HTML (www.w3.org/markup) still has its uses, and it is the root of XML (www.xml.org). The idea of creating tags, the structure of tags and many of the tags themselves are common to both schemas. But HTML only allows you to create static pages for viewing on a Web browser. If you want to enter the 21st century Web, you need XML.

XML is a system that lets you make up your own tags, rather than depending only on those defined by the World Wide Web Consortium. It was originally created as a way to break the logjam of proposals and counterproposals for the growing number of new tags that were required to define new content.

But XML has become much more than that.

XML lets you define any type of form. It lets you view and complete that form on your Web site. And it lets you translate the results back into any format your computer (or your business partner’s computer) may have. This makes it a great replacement for Electronic Data Interchange (www.wedi.org), which is a system for electronic invoicing that dates back to the 1980s.

With XML, standard business forms can be passed around the Internet and still translate back to ancient mainframes. Most industries today have XML standards organizations–like adXML for the advertising industry (www.adxml.org)–that work to standardize forms (and tags). You should find and join your industry’s group.

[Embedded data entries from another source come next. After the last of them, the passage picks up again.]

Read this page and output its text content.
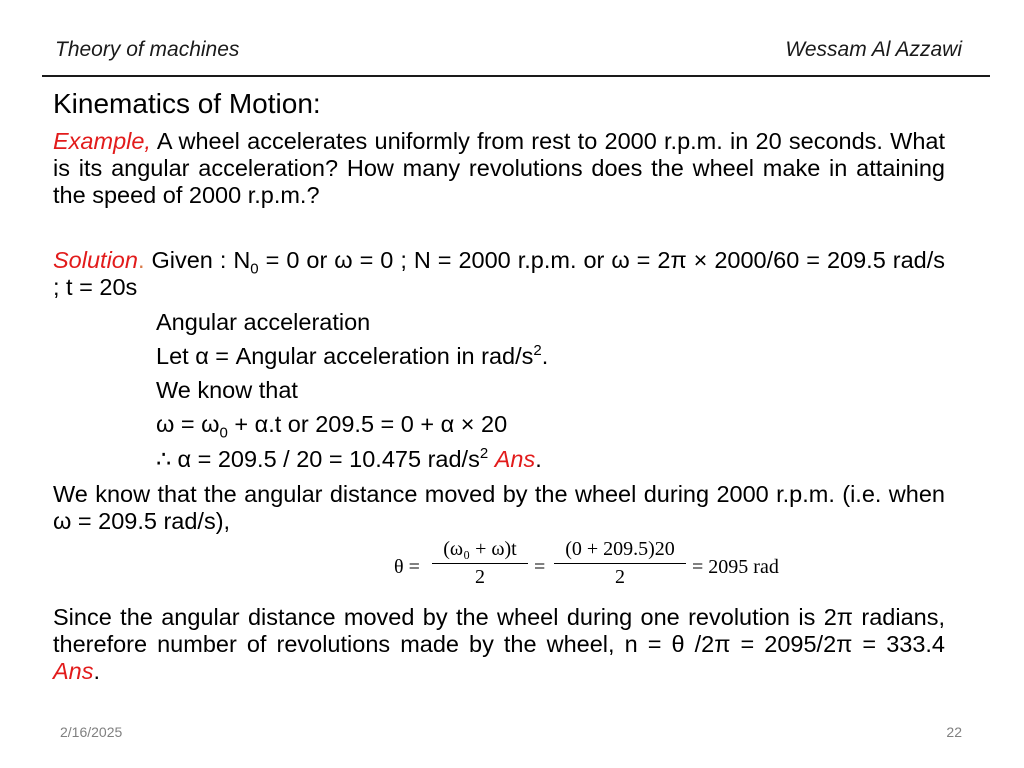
Theory of machines	Wessam Al Azzawi
Kinematics of Motion:
Example, A wheel accelerates uniformly from rest to 2000 r.p.m. in 20 seconds. What is its angular acceleration? How many revolutions does the wheel make in attaining the speed of 2000 r.p.m.?
Solution. Given : $N_0 = 0$ or ω = 0 ; N = 2000 r.p.m. or ω = 2π × 2000/60 = 209.5 rad/s ; t = 20s
Angular acceleration
Let α = Angular acceleration in rad/$s^2$.
We know that
$\omega = \omega_0 + \alpha.t$ or 209.5 = 0 + α × 20
∴ α = 209.5 / 20 = 10.475 rad/$s^2$ Ans.
We know that the angular distance moved by the wheel during 2000 r.p.m. (i.e. when ω = 209.5 rad/s),
θ =
(ω₀ + ω)t
2	=
(0 + 209.5)20
2	= 2095 rad
Since the angular distance moved by the wheel during one revolution is 2π radians, therefore number of revolutions made by the wheel, n = θ /2π = 2095/2π = 333.4 Ans.
2/16/2025	22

XML allows you to separate content–what you have–from presentation, which is how it looks. This lets you write separate presentation systems, or templates, for interactive TV, broadband, PDAs and wireless devices. The device that accesses your site will be directed to the correct template. XML also lets you change the look and feel of your Web site quickly–you don’t have to edit every page. Change the template, and the entire site’s appearance changes.

Most important, however, XML templates are the perfect interface for a database. All great sites today are based on databases because most computer data consists of databases.

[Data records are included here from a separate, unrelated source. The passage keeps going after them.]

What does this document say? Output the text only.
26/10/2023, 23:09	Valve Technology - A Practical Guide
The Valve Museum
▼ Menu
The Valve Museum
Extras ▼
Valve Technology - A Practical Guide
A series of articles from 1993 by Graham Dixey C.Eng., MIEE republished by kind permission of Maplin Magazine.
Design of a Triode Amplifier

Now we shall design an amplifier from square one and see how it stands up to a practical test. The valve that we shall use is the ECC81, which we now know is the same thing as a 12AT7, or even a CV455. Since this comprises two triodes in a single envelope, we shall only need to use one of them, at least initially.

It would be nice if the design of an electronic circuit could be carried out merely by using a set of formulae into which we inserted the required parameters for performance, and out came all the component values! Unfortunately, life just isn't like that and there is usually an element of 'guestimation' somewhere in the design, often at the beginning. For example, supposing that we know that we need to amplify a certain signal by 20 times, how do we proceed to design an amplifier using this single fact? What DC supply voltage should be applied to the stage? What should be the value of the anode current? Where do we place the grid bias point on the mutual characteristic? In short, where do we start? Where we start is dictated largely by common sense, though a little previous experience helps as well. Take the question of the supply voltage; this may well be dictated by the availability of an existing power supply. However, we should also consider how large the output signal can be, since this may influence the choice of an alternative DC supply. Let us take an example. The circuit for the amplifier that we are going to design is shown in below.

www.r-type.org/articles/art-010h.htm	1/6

Your company probably has a ton of different databases, such as customer, prospect, product, employment and financial information databases. Once your content becomes a database, you can make the whole thing searchable with a little box, just like on the Web search site Google. (If your content isn’t yet a database, Google can index it for you. For more information, visit www.google.com/services/index.html#custom_site.)

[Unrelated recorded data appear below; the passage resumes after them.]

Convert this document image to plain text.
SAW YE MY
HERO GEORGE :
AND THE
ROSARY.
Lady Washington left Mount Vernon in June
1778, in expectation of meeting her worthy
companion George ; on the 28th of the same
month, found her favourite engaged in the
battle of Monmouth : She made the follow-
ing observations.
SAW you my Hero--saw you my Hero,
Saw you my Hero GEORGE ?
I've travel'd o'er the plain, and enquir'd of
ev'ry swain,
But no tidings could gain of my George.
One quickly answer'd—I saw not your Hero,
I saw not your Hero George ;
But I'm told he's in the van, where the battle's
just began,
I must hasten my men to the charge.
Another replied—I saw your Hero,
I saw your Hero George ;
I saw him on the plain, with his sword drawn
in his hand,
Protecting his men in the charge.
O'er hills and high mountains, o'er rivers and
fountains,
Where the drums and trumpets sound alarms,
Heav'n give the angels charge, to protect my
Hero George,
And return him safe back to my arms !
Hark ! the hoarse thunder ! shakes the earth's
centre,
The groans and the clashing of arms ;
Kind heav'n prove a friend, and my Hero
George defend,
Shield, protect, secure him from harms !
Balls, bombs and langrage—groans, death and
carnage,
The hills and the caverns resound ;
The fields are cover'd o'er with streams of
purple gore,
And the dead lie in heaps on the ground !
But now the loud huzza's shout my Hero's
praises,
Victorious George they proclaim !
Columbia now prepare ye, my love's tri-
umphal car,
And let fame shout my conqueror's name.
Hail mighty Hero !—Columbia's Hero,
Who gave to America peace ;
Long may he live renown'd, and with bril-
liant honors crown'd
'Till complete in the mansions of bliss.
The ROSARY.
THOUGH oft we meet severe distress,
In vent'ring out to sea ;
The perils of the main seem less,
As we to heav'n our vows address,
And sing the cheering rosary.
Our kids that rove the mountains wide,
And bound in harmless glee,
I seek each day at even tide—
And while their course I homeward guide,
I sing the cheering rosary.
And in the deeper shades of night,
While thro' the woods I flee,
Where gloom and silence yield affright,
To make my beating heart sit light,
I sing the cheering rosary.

With XML, all these databases can be presented on your Web site. You’ll need buttons, tags and lists for major sections of your site, but in order to create a site of unlimited depth you have to build it as a database. There’s just no other way.

I’ve been covering the Web on a full-time basis since late 1994. The best example I can offer of a site that combined XML and databases to build commerce went online very early in my career–iQVC (www.qvc .com), the online unit of the popular home shopping channel.

The basic site design of iQVC has changed very little from its launch in 1995. The goal was to be different from its parent network QVC. On the Web site, the company could offer tens of thousands of products, instead of the few dozen it presented on television.

First, iQVC built a huge inventory database. Since QVC already had hundreds of thousands of customers, it quickly connected this database to the Web site. Because QVC’s sales pitch was based on personal contact between the on-air host and the customer, the company created a discussion forum, which was also organized as a database. And from the start iQVC interfaced those databases to the rest of the Web.

It can be difficult to create a system in which a product database interacts with a search engine. You will certainly want to write some static pages that search engines can find. But iQVC did it the right way from the very beginning, separating content from presentation and building its business on databases. As a result, iQVC is one of the most well-respected general merchants on the Web and one of the most profitable as well.

So learn and use XML. If you have to invest a pot of money, invest it in a database and a database design. Separate your data from how it looks, give yourself the opportunity to store (and find) a whole lot of stuff, and your Web site will do well.